Le agevolazioni "prima casa" (imposta di registro nella misura del 3% e imposte ipotecaria e catastale in misura fissa) si applicano ai trasferimenti aventi per oggetto abitazioni non di lusso, secondo le caratteristiche di cui al decreto del ministro dei Lavori pubblici 2 agosto 1969, sempre che (citata nota II-bis posta in calce all'articolo 1 della Tariffa, parte prima, allegata al Dpr 131/1986):
a) l'immobile sia ubicato nel territorio del comune in cui l'acquirente ha o stabilisca entro diciotto mesi dall'acquisto la propria residenza o, se diverso, in quello in cui l'acquirente svolge la propria attività
b) nell'atto di acquisto l'acquirente dichiari di non essere titolare esclusivo o in comunione con il coniuge dei diritti di proprietà, usufrutto, uso e abitazione di altra casa di abitazione nel territorio del comune in cui é situato l'immobile da acquistare
c) nell'atto di acquisto l'acquirente dichiari di non essere titolare, neppure per quote, anche in regime di comunione legale su tutto il territorio nazionale dei diritti di proprietà, usufrutto, uso, abitazione e nuda proprietà su altra casa di abitazione acquistata dallo stesso soggetto o dal coniuge con le agevolazioni.
L'Amministrazione finanziaria, al fine di favorire gli interventi volti al miglioramento delle condizioni di utilizzo della "prima casa", ha esteso l'ambito di applicazione delle agevolazioni anche all'ipotesi di ampliamento dell'abitazione preposseduta, da realizzarsi mediante l'acquisto di un alloggio contiguo, e la successiva fusione dei due immobili. Tale linea interpretativa comporta il superamento della formulazione letterale della nota II-bis.
In particolare, con riferimento alla condizione sub b), l'agenzia delle Entrate ha precisato che la dichiarazione di "non essere titolare esclusivo o in comunione con il coniuge dei diritti di proprietà, usufrutto, uso e abitazione di altra casa di abitazione nel territorio del comune" è da intendersi riferita a immobili diversi da quello da ampliare.
Un chiarimento che estende la casistica delle fattispecie di ampliamento già ritenute agevolabili:
- acquisto di una porzione di immobile adiacente da accorpare a un'abitazione preposseduta, acquisita con i benefici prima casa (risoluzione 25/2005)

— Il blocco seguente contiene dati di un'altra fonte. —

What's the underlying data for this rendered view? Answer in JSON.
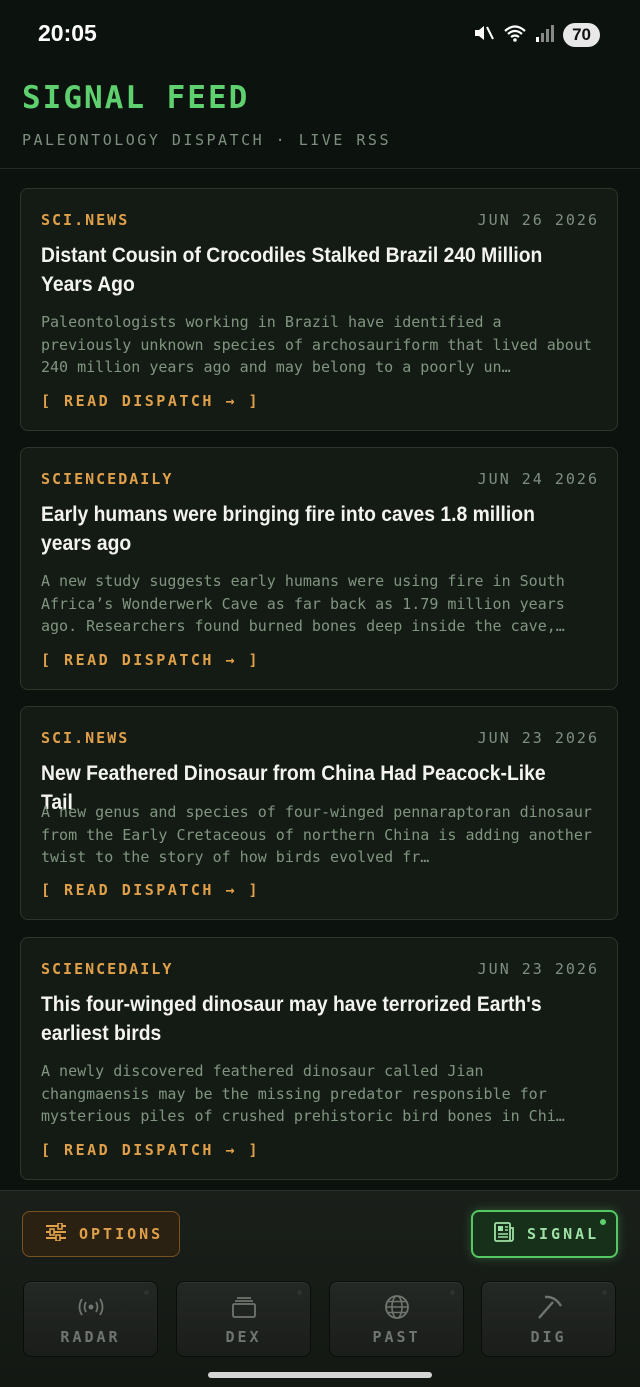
{
  "status_bar": {
    "time": "20:05",
    "battery": "70"
  },
  "header": {
    "title": "SIGNAL FEED",
    "subtitle": "PALEONTOLOGY DISPATCH · LIVE RSS"
  },
  "cards": [
    {
      "source": "SCI.NEWS",
      "date": "JUN 26 2026",
      "title": "Distant Cousin of Crocodiles Stalked Brazil 240 Million Years Ago",
      "summary": "Paleontologists working in Brazil have identified a previously unknown species of archosauriform that lived about 240 million years ago and may belong to a poorly un…",
      "link": "[ READ DISPATCH → ]"
    },
    {
      "source": "SCIENCEDAILY",
      "date": "JUN 24 2026",
      "title": "Early humans were bringing fire into caves 1.8 million years ago",
      "summary": "A new study suggests early humans were using fire in South Africa’s Wonderwerk Cave as far back as 1.79 million years ago. Researchers found burned bones deep inside the cave,…",
      "link": "[ READ DISPATCH → ]"
    },
    {
      "source": "SCI.NEWS",
      "date": "JUN 23 2026",
      "title": "New Feathered Dinosaur from China Had Peacock-Like Tail",
      "summary": "A new genus and species of four-winged pennaraptoran dinosaur from the Early Cretaceous of northern China is adding another twist to the story of how birds evolved fr…",
      "link": "[ READ DISPATCH → ]"
    },
    {
      "source": "SCIENCEDAILY",
      "date": "JUN 23 2026",
      "title": "This four-winged dinosaur may have terrorized Earth's earliest birds",
      "summary": "A newly discovered feathered dinosaur called Jian changmaensis may be the missing predator responsible for mysterious piles of crushed prehistoric bird bones in Chi…",
      "link": "[ READ DISPATCH → ]"
    }
  ],
  "toolbar": {
    "options_label": "OPTIONS",
    "signal_label": "SIGNAL"
  },
  "nav": [
    {
      "label": "RADAR",
      "icon": "radar-icon"
    },
    {
      "label": "DEX",
      "icon": "dex-icon"
    },
    {
      "label": "PAST",
      "icon": "globe-icon"
    },
    {
      "label": "DIG",
      "icon": "pickaxe-icon"
    }
  ],
  "colors": {
    "accent_green": "#5fd06f",
    "accent_amber": "#e0a04a",
    "background": "#0c120d",
    "card_background": "#141b15"
  }
}
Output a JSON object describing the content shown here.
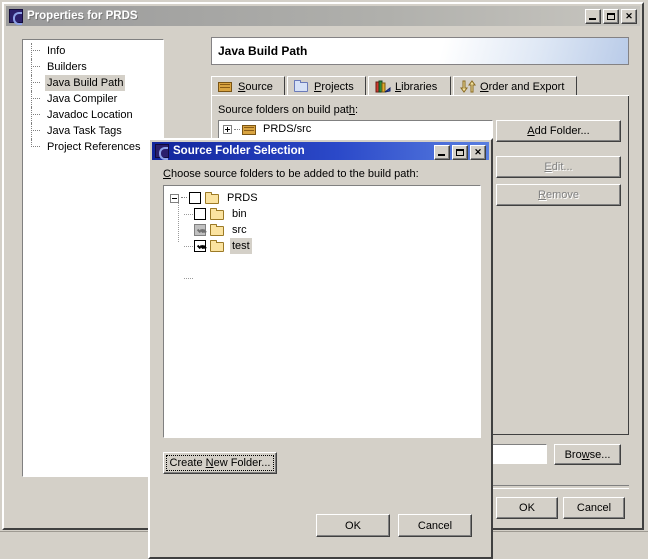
{
  "main_window": {
    "title": "Properties for PRDS",
    "icon": "eclipse-icon",
    "titlebar_buttons": [
      {
        "name": "minimize-button",
        "label": "_"
      },
      {
        "name": "maximize-button",
        "label": "□"
      },
      {
        "name": "close-button",
        "label": "✕"
      }
    ],
    "sidebar": {
      "items": [
        {
          "label": "Info",
          "selected": false
        },
        {
          "label": "Builders",
          "selected": false
        },
        {
          "label": "Java Build Path",
          "selected": true
        },
        {
          "label": "Java Compiler",
          "selected": false
        },
        {
          "label": "Javadoc Location",
          "selected": false
        },
        {
          "label": "Java Task Tags",
          "selected": false
        },
        {
          "label": "Project References",
          "selected": false
        }
      ]
    },
    "page_title": "Java Build Path",
    "tabs": [
      {
        "label": "Source",
        "mnemonic": "S",
        "icon": "package-folder-icon",
        "active": true
      },
      {
        "label": "Projects",
        "mnemonic": "P",
        "icon": "open-folder-icon",
        "active": false
      },
      {
        "label": "Libraries",
        "mnemonic": "L",
        "icon": "books-icon",
        "active": false
      },
      {
        "label": "Order and Export",
        "mnemonic": "O",
        "icon": "order-arrows-icon",
        "active": false
      }
    ],
    "source_label": "Source folders on build path:",
    "source_entries": [
      {
        "label": "PRDS/src",
        "icon": "package-folder-icon",
        "expander": "plus"
      }
    ],
    "buttons": {
      "add_folder": {
        "label": "Add Folder...",
        "mnemonic": "A",
        "disabled": false
      },
      "edit": {
        "label": "Edit...",
        "mnemonic": "E",
        "disabled": true
      },
      "remove": {
        "label": "Remove",
        "mnemonic": "R",
        "disabled": true
      },
      "browse": {
        "label": "Browse...",
        "mnemonic": "w",
        "disabled": false
      },
      "ok": {
        "label": "OK",
        "disabled": false
      },
      "cancel": {
        "label": "Cancel",
        "disabled": false
      }
    },
    "output_field_value": ""
  },
  "dialog": {
    "title": "Source Folder Selection",
    "icon": "eclipse-icon",
    "titlebar_buttons": [
      {
        "name": "minimize-button",
        "label": "_"
      },
      {
        "name": "maximize-button",
        "label": "□"
      },
      {
        "name": "close-button",
        "label": "✕"
      }
    ],
    "prompt": "Choose source folders to be added to the build path:",
    "prompt_mnemonic": "C",
    "tree": [
      {
        "label": "PRDS",
        "level": 0,
        "checkbox": "unchecked",
        "expander": "minus",
        "icon": "open-folder-icon",
        "selected": false
      },
      {
        "label": "bin",
        "level": 1,
        "checkbox": "unchecked",
        "expander": "none",
        "icon": "folder-icon",
        "selected": false
      },
      {
        "label": "src",
        "level": 1,
        "checkbox": "checked-disabled",
        "expander": "none",
        "icon": "folder-icon",
        "selected": false
      },
      {
        "label": "test",
        "level": 1,
        "checkbox": "checked",
        "expander": "none",
        "icon": "folder-icon",
        "selected": true
      }
    ],
    "buttons": {
      "create_new_folder": {
        "label": "Create New Folder...",
        "mnemonic": "N",
        "focused": true
      },
      "ok": {
        "label": "OK"
      },
      "cancel": {
        "label": "Cancel"
      }
    }
  },
  "colors": {
    "face": "#d4d0c8",
    "active_title": "#12259b",
    "inactive_title": "#9a9a9a",
    "selection": "#d4d0c8",
    "folder": "#fbe3a0",
    "package_folder": "#d9a441"
  }
}
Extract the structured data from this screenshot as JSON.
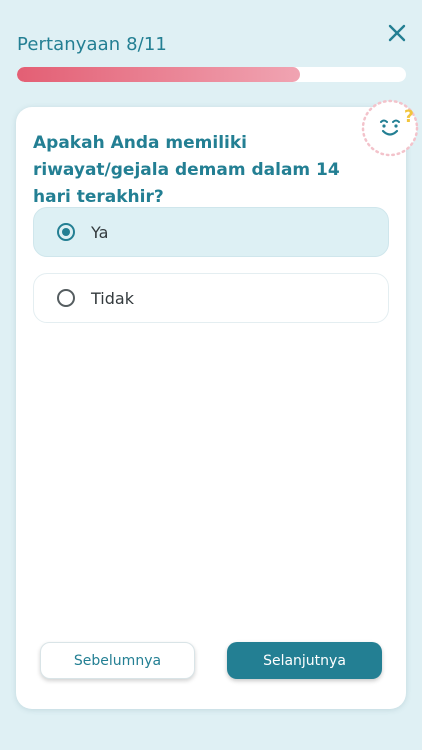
{
  "header": {
    "title": "Pertanyaan 8/11",
    "progress": {
      "current": 8,
      "total": 11
    },
    "close_icon": "close-icon"
  },
  "question": {
    "text": "Apakah Anda memiliki riwayat/gejala demam dalam 14 hari terakhir?",
    "options": [
      {
        "label": "Ya",
        "selected": true
      },
      {
        "label": "Tidak",
        "selected": false
      }
    ]
  },
  "mascot": {
    "icon": "question-mascot-icon",
    "symbol": "?"
  },
  "footer": {
    "prev_label": "Sebelumnya",
    "next_label": "Selanjutnya"
  },
  "colors": {
    "background": "#dff0f4",
    "accent": "#237f93",
    "progress_start": "#e35f74",
    "progress_end": "#f0a4b2",
    "mascot_question": "#f2c53d"
  }
}
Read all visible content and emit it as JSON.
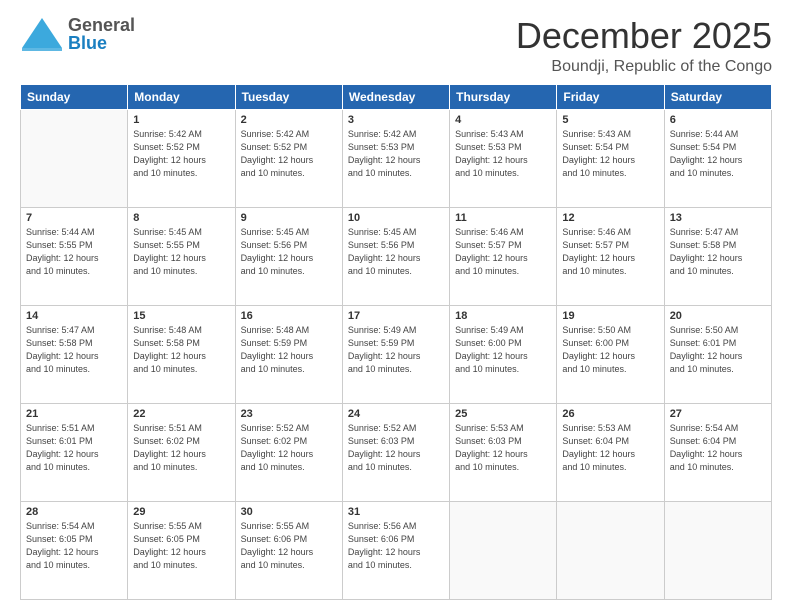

- acquisto contemporaneo di due unità immobiliari adiacenti destinate a costituire un'unica abitazione (circolare 38/2005)
- acquisto di immobile contiguo da accorpare a un'abitazione preposseduta, acquisita con i benefici prima casa (circolare 38/2005).
Con riferimento all'ampliamento di alloggio acquisito fruendo dei benefici "prima casa", l'agenzia delle Entrate, con circolare 38/2005, aveva precisato che la dichiarazione "di non essere titolare, neppure per quote, anche in regime di comunione legale su tutto il territorio nazionale dei diritti di proprietà, usufrutto, uso, abitazione e nuda proprietà su altra casa di abitazione acquistata dallo stesso soggetto o dal coniuge con le agevolazioni" in commento, non deve essere resa.
L'orientamento dell'Amministrazione finanziaria è in linea con il consolidato indirizzo giurisprudenziale della Corte di cassazione, secondo cui "le agevolazioni prima casa possono riguardare anche alloggi risultanti dalla riunione di più unità immobiliari che siano destinate dagli acquirenti, nel loro insieme, a costituire un'unica unità abitativa…purché l'alloggio così complessivamente realizzato rientri, per la superficie, per il numero dei vani e per le altre caratteristiche specificate dall'articolo 13 della legge n. 408 del 1949, nella tipologia degli alloggi non di lusso"(ex multis, Cassazione 563/1998 e 10981/2007).